How Computers Turned Gerrymandering Into a Science, by Jordan Ellenberg.
About as many Democrats live in Wisconsin as Republicans do. But you wouldn’t know it from the Wisconsin State Assembly, where Republicans hold 65 percent of the seats, a bigger majority than Republican legislators enjoy in conservative states like Texas and Kentucky.
The United States Supreme Court is trying to understand how that happened. …
Gerrymandering used to be an art, but advanced computation has made it a science. Wisconsin’s Republican legislators, after their victory in the census year of 2010, tried out map after map, tweak after tweak. They ran each potential map through computer algorithms that tested its performance in a wide range of political climates. The map they adopted is precisely engineered to assure Republican control in all but the most extreme circumstances.
In a gerrymandered map, you concentrate opposing voters in a few districts where you lose big, and win the rest by modest margins.

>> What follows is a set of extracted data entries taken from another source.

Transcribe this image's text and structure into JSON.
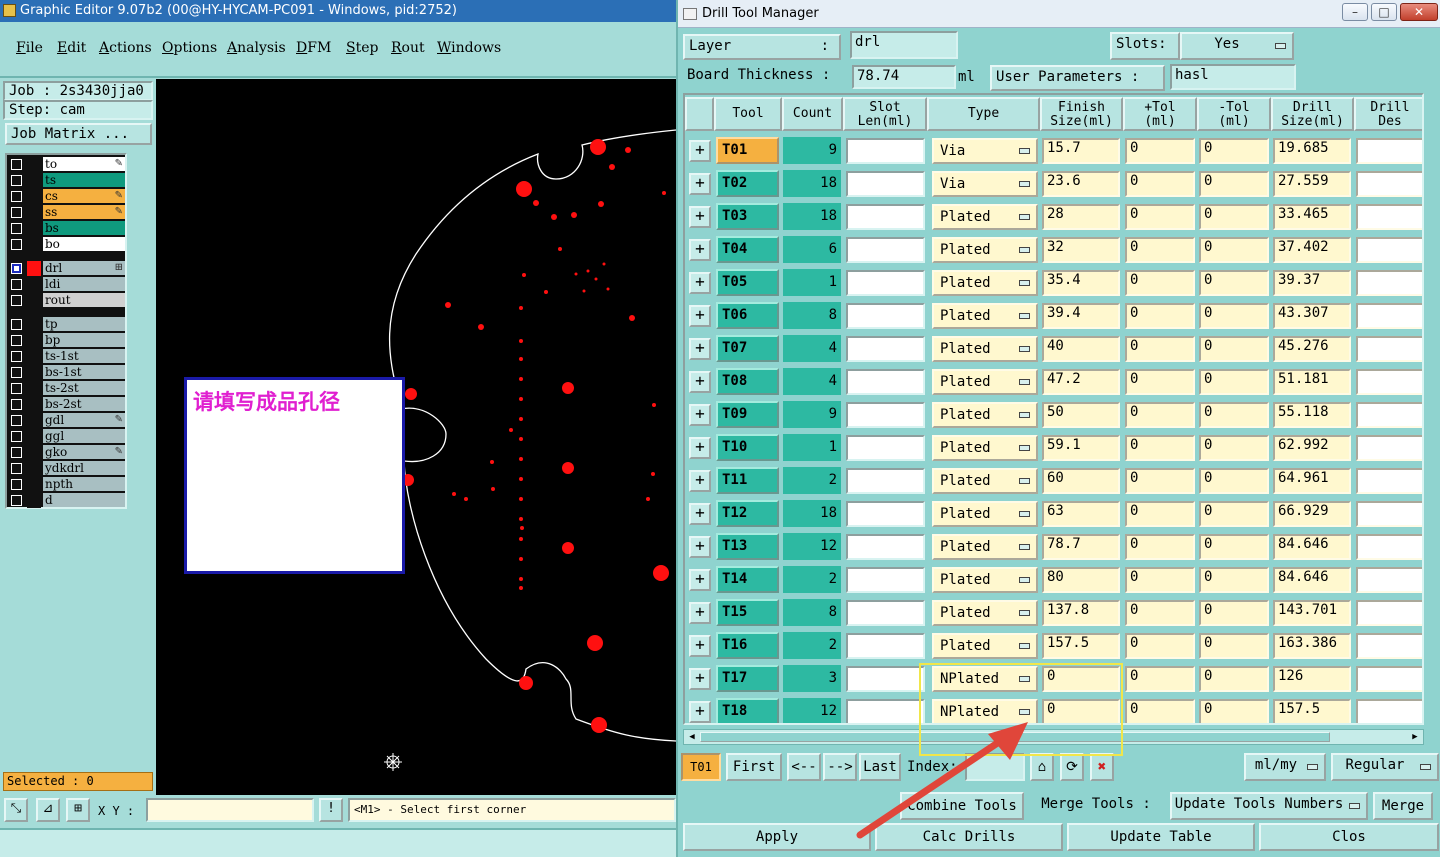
{
  "graphic_editor": {
    "title": "Graphic Editor 9.07b2 (00@HY-HYCAM-PC091 - Windows, pid:2752)",
    "menu": [
      "File",
      "Edit",
      "Actions",
      "Options",
      "Analysis",
      "DFM",
      "Step",
      "Rout",
      "Windows"
    ],
    "job_label": "Job : 2s3430jja0",
    "step_label": "Step: cam",
    "job_matrix_button": "Job Matrix ...",
    "layers": [
      {
        "name": "to",
        "color": "#ffffff",
        "mark": "pencil"
      },
      {
        "name": "ts",
        "color": "#0f9a7e",
        "mark": ""
      },
      {
        "name": "cs",
        "color": "#f5b040",
        "mark": "pencil"
      },
      {
        "name": "ss",
        "color": "#f5b040",
        "mark": "pencil"
      },
      {
        "name": "bs",
        "color": "#0f9a7e",
        "mark": ""
      },
      {
        "name": "bo",
        "color": "#ffffff",
        "mark": ""
      },
      {
        "name": "drl",
        "color": "#a8bfc2",
        "mark": "grid",
        "active": true
      },
      {
        "name": "ldi",
        "color": "#a8bfc2",
        "mark": ""
      },
      {
        "name": "rout",
        "color": "#d0d0d0",
        "mark": ""
      },
      {
        "name": "tp",
        "color": "#a8bfc2",
        "mark": ""
      },
      {
        "name": "bp",
        "color": "#a8bfc2",
        "mark": ""
      },
      {
        "name": "ts-1st",
        "color": "#a8bfc2",
        "mark": ""
      },
      {
        "name": "bs-1st",
        "color": "#a8bfc2",
        "mark": ""
      },
      {
        "name": "ts-2st",
        "color": "#a8bfc2",
        "mark": ""
      },
      {
        "name": "bs-2st",
        "color": "#a8bfc2",
        "mark": ""
      },
      {
        "name": "gdl",
        "color": "#a8bfc2",
        "mark": "pencil"
      },
      {
        "name": "ggl",
        "color": "#a8bfc2",
        "mark": ""
      },
      {
        "name": "gko",
        "color": "#a8bfc2",
        "mark": "pencil"
      },
      {
        "name": "ydkdrl",
        "color": "#a8bfc2",
        "mark": ""
      },
      {
        "name": "npth",
        "color": "#a8bfc2",
        "mark": ""
      },
      {
        "name": "d",
        "color": "#a8bfc2",
        "mark": ""
      }
    ],
    "canvas_note": "请填写成品孔径",
    "selected_label": "Selected : 0",
    "xy_label": "X Y :",
    "message": "<M1> - Select first corner"
  },
  "drill_tool_manager": {
    "title": "Drill Tool Manager",
    "layer_label": "Layer",
    "layer_value": "drl",
    "slots_label": "Slots:",
    "slots_value": "Yes",
    "board_thickness_label": "Board Thickness :",
    "board_thickness_value": "78.74",
    "board_thickness_unit": "ml",
    "user_params_label": "User Parameters :",
    "user_params_value": "hasl",
    "headers": {
      "tool": "Tool",
      "count": "Count",
      "slot_len": "Slot\nLen(ml)",
      "type": "Type",
      "finish": "Finish\nSize(ml)",
      "plus_tol": "+Tol\n(ml)",
      "minus_tol": "-Tol\n(ml)",
      "drill_size": "Drill\nSize(ml)",
      "drill_des": "Drill\nDes"
    },
    "rows": [
      {
        "tool": "T01",
        "count": "9",
        "type": "Via",
        "finish": "15.7",
        "plus": "0",
        "minus": "0",
        "drill": "19.685"
      },
      {
        "tool": "T02",
        "count": "18",
        "type": "Via",
        "finish": "23.6",
        "plus": "0",
        "minus": "0",
        "drill": "27.559"
      },
      {
        "tool": "T03",
        "count": "18",
        "type": "Plated",
        "finish": "28",
        "plus": "0",
        "minus": "0",
        "drill": "33.465"
      },
      {
        "tool": "T04",
        "count": "6",
        "type": "Plated",
        "finish": "32",
        "plus": "0",
        "minus": "0",
        "drill": "37.402"
      },
      {
        "tool": "T05",
        "count": "1",
        "type": "Plated",
        "finish": "35.4",
        "plus": "0",
        "minus": "0",
        "drill": "39.37"
      },
      {
        "tool": "T06",
        "count": "8",
        "type": "Plated",
        "finish": "39.4",
        "plus": "0",
        "minus": "0",
        "drill": "43.307"
      },
      {
        "tool": "T07",
        "count": "4",
        "type": "Plated",
        "finish": "40",
        "plus": "0",
        "minus": "0",
        "drill": "45.276"
      },
      {
        "tool": "T08",
        "count": "4",
        "type": "Plated",
        "finish": "47.2",
        "plus": "0",
        "minus": "0",
        "drill": "51.181"
      },
      {
        "tool": "T09",
        "count": "9",
        "type": "Plated",
        "finish": "50",
        "plus": "0",
        "minus": "0",
        "drill": "55.118"
      },
      {
        "tool": "T10",
        "count": "1",
        "type": "Plated",
        "finish": "59.1",
        "plus": "0",
        "minus": "0",
        "drill": "62.992"
      },
      {
        "tool": "T11",
        "count": "2",
        "type": "Plated",
        "finish": "60",
        "plus": "0",
        "minus": "0",
        "drill": "64.961"
      },
      {
        "tool": "T12",
        "count": "18",
        "type": "Plated",
        "finish": "63",
        "plus": "0",
        "minus": "0",
        "drill": "66.929"
      },
      {
        "tool": "T13",
        "count": "12",
        "type": "Plated",
        "finish": "78.7",
        "plus": "0",
        "minus": "0",
        "drill": "84.646"
      },
      {
        "tool": "T14",
        "count": "2",
        "type": "Plated",
        "finish": "80",
        "plus": "0",
        "minus": "0",
        "drill": "84.646"
      },
      {
        "tool": "T15",
        "count": "8",
        "type": "Plated",
        "finish": "137.8",
        "plus": "0",
        "minus": "0",
        "drill": "143.701"
      },
      {
        "tool": "T16",
        "count": "2",
        "type": "Plated",
        "finish": "157.5",
        "plus": "0",
        "minus": "0",
        "drill": "163.386"
      },
      {
        "tool": "T17",
        "count": "3",
        "type": "NPlated",
        "finish": "0",
        "plus": "0",
        "minus": "0",
        "drill": "126"
      },
      {
        "tool": "T18",
        "count": "12",
        "type": "NPlated",
        "finish": "0",
        "plus": "0",
        "minus": "0",
        "drill": "157.5"
      }
    ],
    "nav": {
      "current": "T01",
      "first": "First",
      "prev": "<--",
      "next": "-->",
      "last": "Last",
      "index_label": "Index:",
      "units": "ml/my",
      "mode": "Regular"
    },
    "actions": {
      "combine": "Combine Tools",
      "merge_label": "Merge Tools :",
      "update_numbers": "Update Tools Numbers",
      "merge": "Merge",
      "apply": "Apply",
      "calc": "Calc Drills",
      "update_table": "Update Table",
      "close": "Clos"
    }
  }
}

But it’s risky to count on a lot of close wins, which can easily flip to close losses. …
To gain control of the State Assembly, the authors estimate, Wisconsin Democrats would have to beat Republicans by 8 to 10 points, a margin rarely achieved in statewide elections by either party in this evenly split state. As a mathematician, I’m impressed. As a Wisconsin voter, I feel a little ill. …
Republican legislators argue that any Wisconsin map will look biased, because Democratic voters tend to congregate in big cities like Milwaukee and Madison. That packs the Democratic half of the state into a small cluster of districts. “Why are you gerrymandering yourselves?” they ask.
They’re partly right. … [But] the Wisconsin district map … is an “outlier” — so far outside the ordinary run of things that it can’t be mistaken for a map without partisan purpose.
Research by the political scientist Jowei Chen suggests that the Wisconsin district map does much worse on traditional districting criteria than neutral maps do, despite the Wisconsin Constitution’s requirement that districts be “in as compact form as practicable.”
Outlier detection is a critical part of data analysis, and mathematicians have gotten really good at it by now. That’s the good news about advanced computation: You can use it to make electoral mischief, but you can also use it to detect and measure that mischief. It’s not math versus democracy; it’s math versus math, with democracy at stake. …
Now that gerrymandering is organized and detectable by rocket scientists, will it be outlawed? Will it spread throughout the democracies?
This is a momentous case with major implications for American democracy. …
There will be many cases, maybe most of them, where it’s impossible, no matter how much math you do, to tell the difference between innocuous decision making and a scheme — like Wisconsin’s — designed to protect one party from voters who might prefer the other.
Writes a UK reader:
We have had the same thing in the UK with Parliamentary constituencies, although I doubt there is anything like the same degree of sophistication behind it. The Labour party was very upset by the last set of boundary map changes which made an effort to give constituencies about the same number of voters and are set by an independent commission. Previously, some northern constituencies, usually Labour strongholds, had as little as half the voter numbers of mainly southern constituencies. It is one obstacle to a Corbyn victory and on the face of it seems to be a reasonable one.